Movies Nowadays Are Like Reading Novels, Lack Depth: Subhash Ghai
Movies Nowadays Are Like Reading Novels, Lack Depth: Subhash Ghai
Known for spinning magic on the silver screen in the 1980s and 1990s, Ghai also said films now don't offer something valuable to the audience and instead use a flat storytelling technique.

New Delhi: Subhash Ghai, Bollywood's 'showman', feels the soul is missing from the films being made today. The veteran filmmaker says directors focus more on the business model of a project instead of the story, and that is why they fail to connect with the audience.

"Right now, the common tendency is to take money and make a film. That is why people are making projects, they are not making motion pictures... Pick star cast, make the film, and do marketing in such a way that it crosses Rs 100 crore in four days -- that is how films are being made today," Ghai said over phone from Mumbai.

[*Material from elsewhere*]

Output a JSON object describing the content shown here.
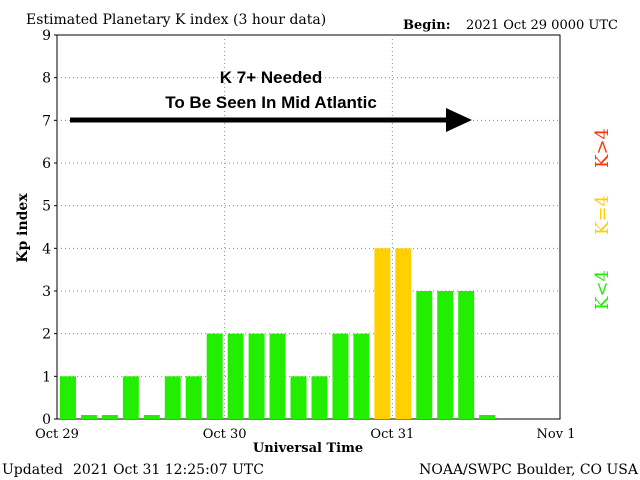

Known for spinning magic on the silver screen in the 1980s and 1990s, Ghai also said films now don't offer something valuable to the audience and instead use a flat storytelling technique.

"They fail to transport the audience to the world of the movie, and don't make them a part of the story as well," Ghai said.

"People take their families for a movie thinking that they will enter a new universe through the film, and go back with something that will stay with them forever. But watching films today seems like reading a novel. We read the story and come back home without taking away anything from it," he added.

Ghai said "there have been hardly two or three films in the last three or four years that give you something to take home".

Talking about his work, he said: "I still meet some people at the airport who tell me that they have seen my movies at least 30 times.

"I am a cinema child and student. When I started making movies, I had one thing in mind that the films need to survive for 50-100 years."

Having started his directorial career with the 1976 film Kalicharan, Ghai's repertoire is studded with cinematic gems like Karz, Ram Lakhan, Khalnayak, Pardes, Taal, Saudagar and Karma.

His last few movies Yuvvraaj, Kaanchi: The Unbreakable and Black & White -- failed to spin magic at the box office, and went unnoticed. He also backs films under his banner Mukta Arts, has a film school Whistling Woods International and is working towards reviving classic cinema with Mukta A2 Cinemas, a division of Mukta Arts Limited.

Under this initiative, he will re-release his hits starting with Taal at New Excelsior Mukta A2 Cinema on Sunday. It will be followed by his other films, and will move on to films like Rang De Basanti and Lagaan.

Talking about the initiative, the 72-year-old said: "Anil Kapoor, Jackie Shroff and other people asked me to release my films once again in this theatre. When we saw the specimen, the pictures looked so different than what we have seen on television or computer due to advanced technology.

"The kind of motion pictures which will take you to the locales of the film...That is real cinema."

Ghai -- who also expressed his disappointment over the shut down of the iconic Regal Cinema in Delhi -- says he is devoted to reviving classic cinema, and plans to take his endeavour out of Mumbai.

"We will see the response first and then go to all metro cities."

Ghai also stressed the importance of building drama theatre auditoriums by the Indian government.